The magnetic surface of each platter is conceptually divided into many small sub-micrometre-sized magnetic regions, each of which is used to encode a single binary unit of information. Initially the regions were oriented horizontally, but beginning about 2005, the orientation was changed to perpendicular. Due to the polycrystalline nature of the magnetic material each of these magnetic regions is composed of a few hundred magnetic grains. Magnetic grains are typically 10 nm in size and each form a single magnetic domain. Each magnetic region in total forms a magnetic dipole which generates a highly localized magnetic field nearby. A write head magnetizes a region by generating a strong local magnetic field. Early HDDs used an electromagnet both to magnetize the region and to then read its magnetic field by using electromagnetic induction. Later versions of inductive heads included metal in Gap (MIG) heads and thin film heads. As data density increased, read heads using magnetoresistance (MR) came into use; the electrical resistance of the head changed according to the strength of the magnetism from the platter. Later development made use of spintronics; in these heads, the magnetoresistive effect was much greater than in earlier types, and was dubbed "giant" magnetoresistance (GMR). In today's heads, the read and write elements are separate, but in close proximity, on the head portion of an actuator arm. The read element is typically magneto-resistive while the write element is typically thin-film inductive.

HD heads are kept from contacting the platter surface by the air that is extremely close to the platter; that air moves at, or close to, the platter speed.[citation needed] The record and playback head are mounted on a block called a slider, and the surface next to the platter is shaped to keep it just barely out of contact. It's a type of air bearing.

In modern drives, the small size of the magnetic regions creates the danger that their magnetic state might be lost because of thermal effects.

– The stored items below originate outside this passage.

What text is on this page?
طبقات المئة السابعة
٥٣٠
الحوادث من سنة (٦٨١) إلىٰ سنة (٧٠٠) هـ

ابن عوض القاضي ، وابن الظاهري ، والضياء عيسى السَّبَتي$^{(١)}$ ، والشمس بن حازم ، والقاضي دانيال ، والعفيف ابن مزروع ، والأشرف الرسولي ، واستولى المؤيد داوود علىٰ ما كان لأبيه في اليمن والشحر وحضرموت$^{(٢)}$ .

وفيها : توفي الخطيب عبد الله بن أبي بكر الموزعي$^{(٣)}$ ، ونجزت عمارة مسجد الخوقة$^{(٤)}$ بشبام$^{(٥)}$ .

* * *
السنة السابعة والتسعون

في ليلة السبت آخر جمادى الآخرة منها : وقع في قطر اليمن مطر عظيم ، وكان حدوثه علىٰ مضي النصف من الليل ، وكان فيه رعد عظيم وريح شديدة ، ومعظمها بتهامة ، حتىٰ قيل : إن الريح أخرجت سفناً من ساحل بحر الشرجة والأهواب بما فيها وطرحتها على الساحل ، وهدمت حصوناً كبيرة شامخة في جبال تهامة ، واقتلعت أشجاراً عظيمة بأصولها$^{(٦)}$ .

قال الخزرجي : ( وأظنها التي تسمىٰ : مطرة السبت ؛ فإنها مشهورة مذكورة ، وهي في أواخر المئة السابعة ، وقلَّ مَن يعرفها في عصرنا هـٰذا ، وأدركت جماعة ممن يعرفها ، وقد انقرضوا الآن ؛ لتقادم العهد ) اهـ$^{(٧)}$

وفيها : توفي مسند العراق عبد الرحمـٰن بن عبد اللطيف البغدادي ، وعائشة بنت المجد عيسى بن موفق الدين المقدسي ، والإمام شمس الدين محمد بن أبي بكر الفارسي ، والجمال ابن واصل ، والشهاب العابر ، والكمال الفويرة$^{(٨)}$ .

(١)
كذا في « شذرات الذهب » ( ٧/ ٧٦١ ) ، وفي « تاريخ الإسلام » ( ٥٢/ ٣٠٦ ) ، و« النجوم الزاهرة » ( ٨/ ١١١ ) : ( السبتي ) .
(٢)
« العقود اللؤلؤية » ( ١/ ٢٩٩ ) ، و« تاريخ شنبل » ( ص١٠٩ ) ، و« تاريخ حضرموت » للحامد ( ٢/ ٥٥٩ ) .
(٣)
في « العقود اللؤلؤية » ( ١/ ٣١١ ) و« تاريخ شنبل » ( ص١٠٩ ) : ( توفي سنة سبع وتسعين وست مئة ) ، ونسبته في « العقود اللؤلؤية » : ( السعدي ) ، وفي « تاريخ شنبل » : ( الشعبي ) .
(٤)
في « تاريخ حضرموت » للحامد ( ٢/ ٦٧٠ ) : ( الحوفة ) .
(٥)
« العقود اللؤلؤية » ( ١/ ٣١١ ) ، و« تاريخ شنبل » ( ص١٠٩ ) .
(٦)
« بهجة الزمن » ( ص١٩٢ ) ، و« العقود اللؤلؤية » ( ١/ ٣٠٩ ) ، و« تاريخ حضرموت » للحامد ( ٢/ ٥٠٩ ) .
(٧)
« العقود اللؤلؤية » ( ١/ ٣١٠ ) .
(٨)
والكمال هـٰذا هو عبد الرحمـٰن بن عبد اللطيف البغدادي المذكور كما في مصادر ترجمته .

To counter this, the platters are coated with two parallel magnetic layers, separated by a 3-atom-thick layer of the non-magnetic element ruthenium, and the two layers are magnetized in opposite orientation, thus reinforcing each other. Another technology used to overcome thermal effects to allow greater recording densities is perpendicular recording, first shipped in 2005,[10] and as of 2007 the technology was used in many HDDs.

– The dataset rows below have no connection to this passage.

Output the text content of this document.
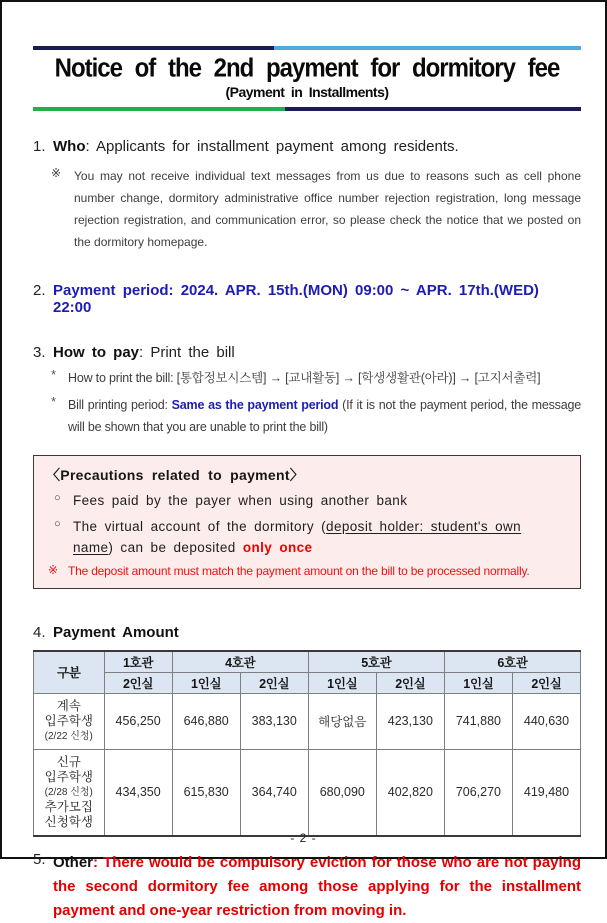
Notice of the 2nd payment for dormitory fee
(Payment in Installments)
1. Who: Applicants for installment payment among residents.
※	You may not receive individual text messages from us due to reasons such as cell phone number change, dormitory administrative office number rejection registration, long message rejection registration, and communication error, so please check the notice that we posted on the dormitory homepage.

2. Payment period: 2024. APR. 15th.(MON) 09:00 ~ APR. 17th.(WED) 22:00
3. How to pay: Print the bill
* How to print the bill: [통합정보시스템] → [교내활동] → [학생생활관(아라)] → [고지서출력]

* Bill printing period: Same as the payment period (If it is not the payment period, the message will be shown that you are unable to print the bill)

〈Precautions related to payment〉
○ Fees paid by the payer when using another bank

○ The virtual account of the dormitory (deposit holder: student's own name) can be deposited only once

※ The deposit amount must match the payment amount on the bill to be processed normally.

4. Payment Amount
구분	1호관	4호관		5호관		6호관	
	2인실	1인실	2인실	1인실	2인실	1인실	2인실

계속
입주학생
(2/22 신청)	456,250	646,880	383,130	해당없음	423,130	741,880	440,630

신규
입주학생
(2/28 신청)
추가모집
신청학생	434,350	615,830	364,740	680,090	402,820	706,270	419,480
5. Other: There would be compulsory eviction for those who are not paying the second dormitory fee among those applying for the installment payment and one-year restriction from moving in.

- 2 -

Grain boundaries are very important to HDD design. The grains are very small and close to each other, so the coupling between adjacent grains is very strong. When one grain is magnetized, the adjacent grains tend to be aligned parallel to it or demagnetized. Then both the stability of the data and signal-to-noise ratio will be sabotaged. A clear grain boundary can weaken the coupling of the grains and subsequently increase the signal-to-noise ratio. In longitudinal recording, the single-domain grains have uniaxial anisotropy with easy axes lying in the film plane. The consequence of this arrangement is that adjacent magnets repel each other. Therefore the magnetostatic energy is so large that it is difficult to increase areal density. Perpendicular recording media, on the other hand, has the easy axis of the grains oriented perpendicular to the disk plane. Adjacent magnets attract to each other and magnetostatic energy is much lower. So, much higher areal density can be achieved in perpendicular recording. Another unique feature in perpendicular recording is that a soft magnetic underlayer is incorporated into the recording disk. This underlayer is used to conduct writing magnetic flux so that the writing is more efficient. This will be discussed in writing process. Therefore, a higher anisotropy medium film, such as L10-FePt and rare-earth magnets, can be used.